One Response to “The Stolen Generation: Most blemished chapter in Australian history”

  1. Randeniyage Says:

    There was definite genocide in the case of original Tasmanians, last being Truganini. They try to hide this fact by manufacturing stories such as the one follows.

    Trugernanner (Truganini) (1812–1876)
    by Lyndall Ryan and Neil Smith

    This article was published in Australian Dictionary of Biography, Volume 6, (MUP), 1976
    (Truganini) Trugernanner (1812?-1876), Tasmanian Aboriginal, was born in Van Diemen’s Land on the western side of the D’Entrecasteaux Channel, in the territory of the south-east tribe.
    Her father was Mangerner, leader of one of the tribe’s bands, and in her adolescence she was associated with its traditional culture, making occasional visits to Port Davey.
    The tribe was disrupted by European sealers, whalers and timber-getters; by March 1829, when she and her father met G. A. Robinson at Bruny Island, her mother had been killed by sailors, her uncle shot by a soldier, her sister abducted by sealers, and Paraweena, a young man who was to have been her husband, murdered by timber-getters.
    At Bruny Island mission in 1829 she ‘married’ Woorraddy, from Bruny. They were associated with all the missions that Robinson and his sons conducted around Tasmania in 1830-35; they acted as guides and as instructors in their languages and customs, which were recorded by Robinson in his journal, the best ethnographic record now available of traditional Tasmanian Aboriginal society.
    Trugernanner, Woorraddy and other Aborigines from Robinson’s mission arrived at the Flinders Island settlement in November 1835. With the hundred or so captured Aborigines still alive they were to be ‘christianized and europeanized’ and taught to be farmers. She was renamed Lallah Rookh by Robinson, but held to her traditional ways. In March 1836 she and Woorraddy returned to Tasmania to search in vain for the one family remaining in the north-west. By July 1837 when they went back to Flinders Island, many had died there and Robinson’s programme had proved unsuccessful. Trugernanner told him that all the Aborigines would be dead before the houses being constructed for them were completed.
    In February 1839, with Woorraddy and fourteen other Aborigines, she accompanied Robinson to Port Phillip. She and four others, without Woorraddy, later joined a party of whalers near Portland Bay. In 1841 all five Aborigines were charged with the murder of two whalers and in January 1842 the two men were hanged. In July Trugernanner and two other women, Fanny and Matilda, were sent back to Flinders Island with Woorraddy who, however, died en route. She lived with the Aborigine Alphonso until October 1847 when, with forty-six others, she moved to a new establishment at Oyster Cove, in her traditional territory. She resumed much of her earlier life-style, diving for shellfish, visiting Bruny Island by catamaran, and hunting in the near-by bush.

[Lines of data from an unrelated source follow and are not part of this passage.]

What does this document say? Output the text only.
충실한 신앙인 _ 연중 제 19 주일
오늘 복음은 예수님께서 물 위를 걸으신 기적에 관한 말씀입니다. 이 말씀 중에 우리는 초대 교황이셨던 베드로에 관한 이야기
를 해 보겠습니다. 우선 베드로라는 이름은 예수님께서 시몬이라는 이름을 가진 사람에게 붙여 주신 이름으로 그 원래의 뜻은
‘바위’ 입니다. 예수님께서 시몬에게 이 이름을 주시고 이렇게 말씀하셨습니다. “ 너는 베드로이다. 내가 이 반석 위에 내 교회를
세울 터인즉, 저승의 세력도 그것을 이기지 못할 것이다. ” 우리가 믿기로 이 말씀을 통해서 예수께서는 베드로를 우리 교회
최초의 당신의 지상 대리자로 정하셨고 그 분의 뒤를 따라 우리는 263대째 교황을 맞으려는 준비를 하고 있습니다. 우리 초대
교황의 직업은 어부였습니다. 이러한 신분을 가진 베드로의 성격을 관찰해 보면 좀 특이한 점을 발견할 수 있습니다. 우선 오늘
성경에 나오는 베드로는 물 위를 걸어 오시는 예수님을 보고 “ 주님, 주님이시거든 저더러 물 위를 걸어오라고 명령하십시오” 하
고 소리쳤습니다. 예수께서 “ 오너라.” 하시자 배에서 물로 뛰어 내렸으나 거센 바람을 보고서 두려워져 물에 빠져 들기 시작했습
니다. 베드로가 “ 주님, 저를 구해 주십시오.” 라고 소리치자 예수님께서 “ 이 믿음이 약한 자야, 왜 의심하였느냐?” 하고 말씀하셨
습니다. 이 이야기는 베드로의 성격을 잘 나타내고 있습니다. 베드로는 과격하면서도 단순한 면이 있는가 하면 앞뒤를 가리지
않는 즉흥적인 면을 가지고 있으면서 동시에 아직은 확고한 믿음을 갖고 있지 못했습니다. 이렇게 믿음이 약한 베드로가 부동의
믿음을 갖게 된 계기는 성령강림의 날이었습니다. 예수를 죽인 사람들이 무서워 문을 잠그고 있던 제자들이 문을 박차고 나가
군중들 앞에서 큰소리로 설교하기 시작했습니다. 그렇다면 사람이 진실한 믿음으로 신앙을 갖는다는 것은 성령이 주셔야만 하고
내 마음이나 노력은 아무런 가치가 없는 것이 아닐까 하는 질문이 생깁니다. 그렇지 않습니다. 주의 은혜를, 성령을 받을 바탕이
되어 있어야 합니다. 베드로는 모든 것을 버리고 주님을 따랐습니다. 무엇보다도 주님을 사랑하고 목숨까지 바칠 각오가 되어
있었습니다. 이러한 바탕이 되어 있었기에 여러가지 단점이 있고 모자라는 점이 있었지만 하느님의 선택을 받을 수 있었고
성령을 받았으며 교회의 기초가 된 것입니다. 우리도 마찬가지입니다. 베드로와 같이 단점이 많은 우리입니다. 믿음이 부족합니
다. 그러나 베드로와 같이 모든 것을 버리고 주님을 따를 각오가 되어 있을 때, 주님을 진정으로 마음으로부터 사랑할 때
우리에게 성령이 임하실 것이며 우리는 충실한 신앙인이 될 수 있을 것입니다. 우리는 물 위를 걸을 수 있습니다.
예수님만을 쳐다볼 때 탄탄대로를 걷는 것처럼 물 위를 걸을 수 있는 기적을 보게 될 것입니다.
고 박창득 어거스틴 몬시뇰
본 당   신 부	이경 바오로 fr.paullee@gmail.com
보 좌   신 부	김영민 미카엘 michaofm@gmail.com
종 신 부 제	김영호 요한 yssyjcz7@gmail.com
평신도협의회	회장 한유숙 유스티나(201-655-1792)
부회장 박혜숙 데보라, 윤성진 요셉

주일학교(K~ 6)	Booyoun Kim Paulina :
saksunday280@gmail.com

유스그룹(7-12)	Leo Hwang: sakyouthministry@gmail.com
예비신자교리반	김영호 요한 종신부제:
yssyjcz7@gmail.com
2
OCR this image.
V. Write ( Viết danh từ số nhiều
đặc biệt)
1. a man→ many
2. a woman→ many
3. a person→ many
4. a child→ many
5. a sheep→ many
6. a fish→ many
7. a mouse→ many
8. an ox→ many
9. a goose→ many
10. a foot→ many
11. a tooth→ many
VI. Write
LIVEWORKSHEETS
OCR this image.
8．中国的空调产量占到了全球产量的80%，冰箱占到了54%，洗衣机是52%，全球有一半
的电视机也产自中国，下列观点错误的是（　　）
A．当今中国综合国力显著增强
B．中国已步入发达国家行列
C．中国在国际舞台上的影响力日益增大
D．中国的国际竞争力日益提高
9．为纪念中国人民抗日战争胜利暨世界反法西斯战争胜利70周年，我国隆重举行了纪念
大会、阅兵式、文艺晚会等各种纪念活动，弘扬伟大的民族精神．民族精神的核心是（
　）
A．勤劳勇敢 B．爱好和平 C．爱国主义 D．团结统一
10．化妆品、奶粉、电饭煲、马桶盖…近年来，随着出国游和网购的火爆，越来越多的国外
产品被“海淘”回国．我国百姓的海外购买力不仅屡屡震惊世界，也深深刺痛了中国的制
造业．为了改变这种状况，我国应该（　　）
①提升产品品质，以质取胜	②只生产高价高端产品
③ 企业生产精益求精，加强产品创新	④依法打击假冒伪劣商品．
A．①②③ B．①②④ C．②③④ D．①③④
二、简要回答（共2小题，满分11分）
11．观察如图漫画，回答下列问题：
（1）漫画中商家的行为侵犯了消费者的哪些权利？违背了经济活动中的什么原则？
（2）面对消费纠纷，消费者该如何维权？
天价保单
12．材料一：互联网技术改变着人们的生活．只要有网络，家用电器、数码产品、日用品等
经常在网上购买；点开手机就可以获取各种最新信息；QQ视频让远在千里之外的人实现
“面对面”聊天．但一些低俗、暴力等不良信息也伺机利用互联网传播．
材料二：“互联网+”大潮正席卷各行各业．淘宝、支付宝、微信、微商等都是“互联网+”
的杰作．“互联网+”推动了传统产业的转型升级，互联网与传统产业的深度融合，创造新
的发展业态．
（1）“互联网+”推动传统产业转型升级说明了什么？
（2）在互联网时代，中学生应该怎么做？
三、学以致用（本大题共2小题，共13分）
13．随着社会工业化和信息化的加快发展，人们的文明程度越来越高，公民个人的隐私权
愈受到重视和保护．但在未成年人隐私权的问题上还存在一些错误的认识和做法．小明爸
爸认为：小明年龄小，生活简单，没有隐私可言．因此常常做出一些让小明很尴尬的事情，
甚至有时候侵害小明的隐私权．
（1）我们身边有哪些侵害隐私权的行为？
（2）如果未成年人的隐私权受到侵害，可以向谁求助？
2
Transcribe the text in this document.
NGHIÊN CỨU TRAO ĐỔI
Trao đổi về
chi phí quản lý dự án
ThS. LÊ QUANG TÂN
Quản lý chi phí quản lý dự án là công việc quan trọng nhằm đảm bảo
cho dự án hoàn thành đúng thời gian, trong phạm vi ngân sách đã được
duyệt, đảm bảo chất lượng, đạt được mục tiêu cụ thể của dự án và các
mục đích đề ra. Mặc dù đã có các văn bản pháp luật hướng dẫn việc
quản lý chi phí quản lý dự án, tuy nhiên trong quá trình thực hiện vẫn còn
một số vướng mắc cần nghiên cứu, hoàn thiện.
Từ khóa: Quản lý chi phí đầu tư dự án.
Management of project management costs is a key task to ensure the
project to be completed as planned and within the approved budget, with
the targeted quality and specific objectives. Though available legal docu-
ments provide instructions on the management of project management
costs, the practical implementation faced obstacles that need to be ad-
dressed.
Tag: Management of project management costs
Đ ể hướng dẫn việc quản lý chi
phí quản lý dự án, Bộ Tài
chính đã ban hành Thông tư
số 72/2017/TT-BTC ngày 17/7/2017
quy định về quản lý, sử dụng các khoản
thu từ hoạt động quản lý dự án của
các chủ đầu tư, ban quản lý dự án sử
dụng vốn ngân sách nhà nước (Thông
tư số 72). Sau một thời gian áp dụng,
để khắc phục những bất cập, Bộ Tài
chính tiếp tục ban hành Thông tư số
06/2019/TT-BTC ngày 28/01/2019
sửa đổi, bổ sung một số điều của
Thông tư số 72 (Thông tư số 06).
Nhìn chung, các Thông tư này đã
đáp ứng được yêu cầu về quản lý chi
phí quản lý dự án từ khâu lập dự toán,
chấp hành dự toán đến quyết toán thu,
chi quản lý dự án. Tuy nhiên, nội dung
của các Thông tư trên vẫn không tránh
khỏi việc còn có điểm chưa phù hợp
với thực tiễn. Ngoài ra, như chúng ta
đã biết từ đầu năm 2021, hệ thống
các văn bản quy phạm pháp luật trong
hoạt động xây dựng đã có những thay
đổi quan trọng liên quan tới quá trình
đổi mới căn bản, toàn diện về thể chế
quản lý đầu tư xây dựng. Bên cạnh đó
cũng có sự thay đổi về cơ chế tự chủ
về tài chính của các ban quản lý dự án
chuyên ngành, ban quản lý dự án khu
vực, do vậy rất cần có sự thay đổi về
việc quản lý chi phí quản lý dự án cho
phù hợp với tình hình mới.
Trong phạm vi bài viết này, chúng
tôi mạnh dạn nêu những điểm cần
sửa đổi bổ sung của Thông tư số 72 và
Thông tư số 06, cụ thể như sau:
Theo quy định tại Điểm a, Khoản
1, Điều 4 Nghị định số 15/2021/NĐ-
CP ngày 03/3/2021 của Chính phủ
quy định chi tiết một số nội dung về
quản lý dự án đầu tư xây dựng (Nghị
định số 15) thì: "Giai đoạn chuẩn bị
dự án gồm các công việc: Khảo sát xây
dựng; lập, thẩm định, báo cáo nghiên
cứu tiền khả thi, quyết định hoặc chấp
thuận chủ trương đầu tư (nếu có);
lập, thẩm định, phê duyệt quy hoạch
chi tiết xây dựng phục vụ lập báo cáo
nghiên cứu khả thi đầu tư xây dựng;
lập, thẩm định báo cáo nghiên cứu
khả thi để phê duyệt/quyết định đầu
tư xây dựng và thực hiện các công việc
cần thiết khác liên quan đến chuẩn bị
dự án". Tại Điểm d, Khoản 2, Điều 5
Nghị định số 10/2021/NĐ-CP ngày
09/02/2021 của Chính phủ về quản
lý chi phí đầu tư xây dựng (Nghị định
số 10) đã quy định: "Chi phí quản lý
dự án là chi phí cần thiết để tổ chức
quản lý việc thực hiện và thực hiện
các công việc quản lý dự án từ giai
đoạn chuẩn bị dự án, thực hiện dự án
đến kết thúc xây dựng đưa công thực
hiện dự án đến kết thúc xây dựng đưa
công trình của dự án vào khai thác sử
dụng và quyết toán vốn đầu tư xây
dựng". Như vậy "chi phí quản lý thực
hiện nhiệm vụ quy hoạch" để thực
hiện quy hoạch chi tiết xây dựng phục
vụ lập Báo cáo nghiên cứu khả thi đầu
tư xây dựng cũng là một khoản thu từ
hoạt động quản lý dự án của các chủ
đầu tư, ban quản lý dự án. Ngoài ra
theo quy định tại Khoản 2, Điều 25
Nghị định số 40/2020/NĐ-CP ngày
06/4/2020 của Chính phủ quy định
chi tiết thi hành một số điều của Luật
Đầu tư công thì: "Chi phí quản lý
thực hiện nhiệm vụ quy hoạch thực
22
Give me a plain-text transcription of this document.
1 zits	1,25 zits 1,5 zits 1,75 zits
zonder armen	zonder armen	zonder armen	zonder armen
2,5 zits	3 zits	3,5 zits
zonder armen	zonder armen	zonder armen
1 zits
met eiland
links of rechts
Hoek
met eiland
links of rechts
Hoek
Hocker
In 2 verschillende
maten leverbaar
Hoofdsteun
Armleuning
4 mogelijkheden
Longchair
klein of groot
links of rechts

    By 1869 she and William Lanney were the only full bloods alive. The mutilation of Lanney’s body after his death in March led Trugernanner to express concern; she told Rev. H. D. Atkinson, ‘I know that when I die the Museum wants my body’.
    In 1874 she moved to Hobart Town with her guardians, the Dandridge family, and died in Mrs Dandridge’s house in Macquarie Street on 8 May 1876, aged 64. She was buried at the old female penitentiary at the Cascades at Midnight on 10 May.
    Her body was exhumed in December 1878 by the Royal Society of Tasmania, authorized by the government to take possession of her skeleton on condition that it be not exposed to public view but ‘decently deposited in a secure resting place accessible by special permission to scientific men for scientific purposes’. But it was placed in the Tasmanian Museum where it was on public display in 1904-47. Trugernanner was the most famous of the Aboriginal Tasmanians, but her life is shrouded in myth and legend. As the faithful companion of Robinson in 1829-35, she assisted in bringing in her compatriots because she wanted to save them from European guns. The establishment at Flinders Island was a grave disappointment to her. Small in stature, forceful, gifted and courageous, she held European society in contempt and made her own adjustment on her own terms.